I have 2 DP44 switches installed and only need one. One switch is completely flat and has 173402 as a number the 2nd one has the heat sinks on it and has the #121252 on it. Bothe have the power converters and in all respects are wired the same. Which one is the newest? are they both just as good as far as HD and overall performance? Suggestions on which one to remove
Thanks Guys


----------



## Mr-Rick (Dec 1, 2004)

swlauren said:


> I have 2 DP44 switches installed and only need one. One switch is completely flat and has 173402 as a number the 2nd one has the heat sinks on it and has the #121252 on it. Bothe have the power converters and in all respects are wired the same. Which one is the newest? are they both just as good as far as HD and overall performance? Suggestions on which one to remove
> Thanks Guys


Get rid of the one without the heat sink. We've installed many DPP44's over the years and not have a problem with the switch itself. Every now and then the transformer will go but the switch is solid. Not too long ago we already had to send back a DPP44 as defective. It didn't have the heat sink, it was in service for about 30 days in a lock box. Other switches in the lock box performed ok. While not scientific and not a sufficient sample size to draw any conclusions, I would say the DPP44's with the heat sink perform better.


----------



## Ray [email protected] Network (Dec 28, 2010)
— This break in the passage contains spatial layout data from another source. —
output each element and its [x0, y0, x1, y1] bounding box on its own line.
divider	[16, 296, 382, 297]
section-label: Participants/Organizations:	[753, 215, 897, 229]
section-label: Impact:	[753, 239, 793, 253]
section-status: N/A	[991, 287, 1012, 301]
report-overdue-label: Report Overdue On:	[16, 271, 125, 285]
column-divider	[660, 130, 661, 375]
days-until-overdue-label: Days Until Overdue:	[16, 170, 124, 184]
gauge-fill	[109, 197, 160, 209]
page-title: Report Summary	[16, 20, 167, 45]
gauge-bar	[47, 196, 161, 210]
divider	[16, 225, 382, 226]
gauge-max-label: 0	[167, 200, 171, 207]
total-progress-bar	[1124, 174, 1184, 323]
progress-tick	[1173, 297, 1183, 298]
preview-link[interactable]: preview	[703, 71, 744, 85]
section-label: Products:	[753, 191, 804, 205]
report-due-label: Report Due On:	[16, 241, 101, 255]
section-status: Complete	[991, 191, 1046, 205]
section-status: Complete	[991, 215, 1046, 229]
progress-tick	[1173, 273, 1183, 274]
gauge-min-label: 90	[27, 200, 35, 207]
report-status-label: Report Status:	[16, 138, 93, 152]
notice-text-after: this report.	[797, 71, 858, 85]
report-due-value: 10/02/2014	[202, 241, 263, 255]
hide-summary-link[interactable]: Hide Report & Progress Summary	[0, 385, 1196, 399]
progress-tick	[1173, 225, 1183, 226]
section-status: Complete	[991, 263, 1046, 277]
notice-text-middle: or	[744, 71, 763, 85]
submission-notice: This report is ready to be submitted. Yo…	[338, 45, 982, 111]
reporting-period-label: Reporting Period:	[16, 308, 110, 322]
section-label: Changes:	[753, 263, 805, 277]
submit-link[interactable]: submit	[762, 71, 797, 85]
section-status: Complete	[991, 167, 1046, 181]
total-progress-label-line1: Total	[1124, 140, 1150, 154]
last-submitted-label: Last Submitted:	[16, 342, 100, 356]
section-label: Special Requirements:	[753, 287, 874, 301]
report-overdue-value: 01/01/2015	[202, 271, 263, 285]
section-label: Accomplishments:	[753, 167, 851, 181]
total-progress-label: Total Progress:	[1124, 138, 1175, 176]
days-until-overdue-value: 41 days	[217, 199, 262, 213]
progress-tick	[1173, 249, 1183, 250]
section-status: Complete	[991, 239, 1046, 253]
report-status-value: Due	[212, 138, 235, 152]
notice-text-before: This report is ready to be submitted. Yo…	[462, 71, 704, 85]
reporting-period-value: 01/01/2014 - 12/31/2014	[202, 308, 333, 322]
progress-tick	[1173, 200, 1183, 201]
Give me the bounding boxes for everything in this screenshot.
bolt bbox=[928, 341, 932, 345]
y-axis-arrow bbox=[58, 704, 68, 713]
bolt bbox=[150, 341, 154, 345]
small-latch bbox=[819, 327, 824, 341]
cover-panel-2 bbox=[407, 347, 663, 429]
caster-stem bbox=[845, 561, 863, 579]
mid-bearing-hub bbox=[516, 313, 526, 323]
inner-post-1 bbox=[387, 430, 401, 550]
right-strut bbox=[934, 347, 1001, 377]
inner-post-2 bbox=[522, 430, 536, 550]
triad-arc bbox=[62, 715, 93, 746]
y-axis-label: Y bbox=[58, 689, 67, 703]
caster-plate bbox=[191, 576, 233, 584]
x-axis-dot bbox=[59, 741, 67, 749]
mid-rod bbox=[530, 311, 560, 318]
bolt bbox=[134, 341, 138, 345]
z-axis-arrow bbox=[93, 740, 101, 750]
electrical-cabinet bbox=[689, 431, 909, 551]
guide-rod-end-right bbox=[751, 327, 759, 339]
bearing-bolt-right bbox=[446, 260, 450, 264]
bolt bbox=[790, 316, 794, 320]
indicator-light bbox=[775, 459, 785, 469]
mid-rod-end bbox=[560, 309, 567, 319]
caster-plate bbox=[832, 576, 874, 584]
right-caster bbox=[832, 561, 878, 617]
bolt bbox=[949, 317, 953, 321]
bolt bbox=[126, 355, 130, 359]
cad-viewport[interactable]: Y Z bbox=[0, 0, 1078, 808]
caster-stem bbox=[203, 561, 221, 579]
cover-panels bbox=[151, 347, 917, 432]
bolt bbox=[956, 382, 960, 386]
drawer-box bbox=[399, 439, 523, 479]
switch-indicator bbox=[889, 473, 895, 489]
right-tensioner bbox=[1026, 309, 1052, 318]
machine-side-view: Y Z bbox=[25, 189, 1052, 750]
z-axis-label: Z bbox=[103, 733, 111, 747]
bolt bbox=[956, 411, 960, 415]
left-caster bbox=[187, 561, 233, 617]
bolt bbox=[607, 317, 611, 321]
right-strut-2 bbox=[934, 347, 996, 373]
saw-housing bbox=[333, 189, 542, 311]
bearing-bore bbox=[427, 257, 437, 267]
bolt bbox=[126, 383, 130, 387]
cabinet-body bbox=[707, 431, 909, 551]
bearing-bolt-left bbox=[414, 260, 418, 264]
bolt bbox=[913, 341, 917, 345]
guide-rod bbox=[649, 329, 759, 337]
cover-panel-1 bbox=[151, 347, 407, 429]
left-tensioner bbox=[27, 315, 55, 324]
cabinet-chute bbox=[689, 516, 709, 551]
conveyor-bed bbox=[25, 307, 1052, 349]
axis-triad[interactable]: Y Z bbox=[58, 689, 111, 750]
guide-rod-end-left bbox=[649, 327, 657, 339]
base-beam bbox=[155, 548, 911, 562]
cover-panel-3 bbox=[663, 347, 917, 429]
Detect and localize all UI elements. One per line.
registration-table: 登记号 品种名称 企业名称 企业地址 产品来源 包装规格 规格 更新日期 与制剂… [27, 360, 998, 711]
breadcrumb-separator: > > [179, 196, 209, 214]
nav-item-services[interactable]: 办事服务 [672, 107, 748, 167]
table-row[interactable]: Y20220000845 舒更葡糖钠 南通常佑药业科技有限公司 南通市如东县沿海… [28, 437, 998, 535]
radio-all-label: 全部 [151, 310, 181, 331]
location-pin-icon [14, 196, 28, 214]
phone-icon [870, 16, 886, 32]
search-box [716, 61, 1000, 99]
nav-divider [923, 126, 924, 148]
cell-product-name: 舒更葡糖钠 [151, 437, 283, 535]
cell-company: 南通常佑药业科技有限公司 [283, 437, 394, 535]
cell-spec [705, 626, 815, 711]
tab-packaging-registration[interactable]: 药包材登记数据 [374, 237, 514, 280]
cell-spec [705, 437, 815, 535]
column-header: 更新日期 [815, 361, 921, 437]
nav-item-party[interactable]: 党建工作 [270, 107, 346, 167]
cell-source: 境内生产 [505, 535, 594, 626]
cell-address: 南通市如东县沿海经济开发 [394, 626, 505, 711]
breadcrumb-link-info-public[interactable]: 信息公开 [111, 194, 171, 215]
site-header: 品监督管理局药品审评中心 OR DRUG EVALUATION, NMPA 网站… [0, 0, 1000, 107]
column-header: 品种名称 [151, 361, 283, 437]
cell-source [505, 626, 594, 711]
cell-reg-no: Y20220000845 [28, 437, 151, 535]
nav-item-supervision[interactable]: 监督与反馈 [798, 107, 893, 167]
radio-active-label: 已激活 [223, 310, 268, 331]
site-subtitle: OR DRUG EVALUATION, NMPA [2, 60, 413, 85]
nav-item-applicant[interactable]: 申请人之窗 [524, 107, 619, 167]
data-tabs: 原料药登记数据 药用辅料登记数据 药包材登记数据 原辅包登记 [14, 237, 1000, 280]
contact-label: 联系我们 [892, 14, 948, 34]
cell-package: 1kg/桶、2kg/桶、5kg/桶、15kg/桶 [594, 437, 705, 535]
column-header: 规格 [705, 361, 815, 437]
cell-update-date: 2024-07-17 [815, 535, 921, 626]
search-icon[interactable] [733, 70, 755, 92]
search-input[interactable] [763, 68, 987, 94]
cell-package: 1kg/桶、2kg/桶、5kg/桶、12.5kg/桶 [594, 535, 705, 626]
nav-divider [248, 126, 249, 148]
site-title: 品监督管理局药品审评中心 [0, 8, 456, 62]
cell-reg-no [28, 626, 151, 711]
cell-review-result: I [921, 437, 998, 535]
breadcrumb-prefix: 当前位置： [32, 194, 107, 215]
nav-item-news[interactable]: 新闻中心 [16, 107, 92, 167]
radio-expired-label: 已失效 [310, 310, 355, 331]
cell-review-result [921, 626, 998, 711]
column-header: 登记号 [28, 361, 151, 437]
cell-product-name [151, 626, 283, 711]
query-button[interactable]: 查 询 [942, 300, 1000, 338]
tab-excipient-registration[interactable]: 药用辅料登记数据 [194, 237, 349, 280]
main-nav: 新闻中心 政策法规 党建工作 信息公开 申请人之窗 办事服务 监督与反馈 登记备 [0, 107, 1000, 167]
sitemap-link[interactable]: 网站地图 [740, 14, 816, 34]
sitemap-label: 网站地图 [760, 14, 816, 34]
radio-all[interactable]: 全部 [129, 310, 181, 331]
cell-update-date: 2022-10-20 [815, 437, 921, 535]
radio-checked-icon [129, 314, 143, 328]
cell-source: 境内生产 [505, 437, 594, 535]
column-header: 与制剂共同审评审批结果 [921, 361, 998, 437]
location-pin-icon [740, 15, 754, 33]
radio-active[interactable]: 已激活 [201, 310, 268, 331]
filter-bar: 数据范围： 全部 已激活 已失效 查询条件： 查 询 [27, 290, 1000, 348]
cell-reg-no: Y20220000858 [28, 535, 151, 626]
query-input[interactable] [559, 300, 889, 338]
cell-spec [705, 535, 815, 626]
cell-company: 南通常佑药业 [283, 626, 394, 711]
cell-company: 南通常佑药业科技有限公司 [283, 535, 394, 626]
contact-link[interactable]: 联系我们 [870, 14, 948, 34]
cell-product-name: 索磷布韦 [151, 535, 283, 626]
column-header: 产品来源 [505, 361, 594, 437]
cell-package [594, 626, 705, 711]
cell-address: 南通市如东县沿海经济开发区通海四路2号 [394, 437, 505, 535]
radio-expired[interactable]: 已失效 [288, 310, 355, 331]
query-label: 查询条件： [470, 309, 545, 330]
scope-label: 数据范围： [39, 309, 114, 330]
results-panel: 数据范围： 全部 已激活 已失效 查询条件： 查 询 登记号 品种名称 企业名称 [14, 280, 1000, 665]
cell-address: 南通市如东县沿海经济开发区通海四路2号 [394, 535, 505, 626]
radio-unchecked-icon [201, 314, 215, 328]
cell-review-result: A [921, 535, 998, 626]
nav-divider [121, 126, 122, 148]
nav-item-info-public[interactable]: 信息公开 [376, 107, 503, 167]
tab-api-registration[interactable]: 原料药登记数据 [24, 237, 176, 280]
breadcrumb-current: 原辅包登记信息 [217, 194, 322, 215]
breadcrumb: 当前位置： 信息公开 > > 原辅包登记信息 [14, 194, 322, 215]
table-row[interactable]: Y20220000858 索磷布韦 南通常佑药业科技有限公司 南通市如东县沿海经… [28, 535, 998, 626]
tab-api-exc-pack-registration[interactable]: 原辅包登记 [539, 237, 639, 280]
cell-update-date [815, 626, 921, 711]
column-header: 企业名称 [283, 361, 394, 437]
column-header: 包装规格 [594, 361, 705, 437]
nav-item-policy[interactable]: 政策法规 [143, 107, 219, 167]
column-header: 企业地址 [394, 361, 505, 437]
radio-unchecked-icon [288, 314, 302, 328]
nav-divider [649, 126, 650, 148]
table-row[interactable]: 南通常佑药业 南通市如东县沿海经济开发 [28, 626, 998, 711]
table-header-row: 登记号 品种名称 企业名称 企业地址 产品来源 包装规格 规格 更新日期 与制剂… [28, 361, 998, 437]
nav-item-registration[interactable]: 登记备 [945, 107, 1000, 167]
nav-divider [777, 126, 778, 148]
The 121252 DP44 switch is the newer one. The switch is used when more than 3 receivers are used in an installation. If you have further questions, please let me know. Thanks.


----------



## swlauren (Apr 2, 2004)

thanks for the response. Both switches are indoors does that change your recommendation any


----------



## swlauren (Apr 2, 2004)

Ray-thanks for your response. It would be alot easier for me to remove the newer DP44 switch (173402).Is the performance and PQ of the both equal. I drive a 722, 3x612. Switches are both installed indoors. Naturally I want the best PQ


----------



## P Smith (Jul 25, 2002)

Switch is not affect PQ, it's like a electrical switch.

BTW, it's DPP44, not DP.


----------



## BillJ (May 5, 2005)

Ray [email protected] Network said:


> The 121252 DP44 switch is the newer one. The switch is used when more than 3 receivers are used in an installation. If you have further questions, please let me know. Thanks.


Also used when installation requires more than 3 satellites. In my case I have two 622's which receive 110, 119, and 129 from one dish and 61.5 from another dish. I needed the switch in order to hook up the 61.5 feed. It's been in since the first 622 was installed and so far no problems.


----------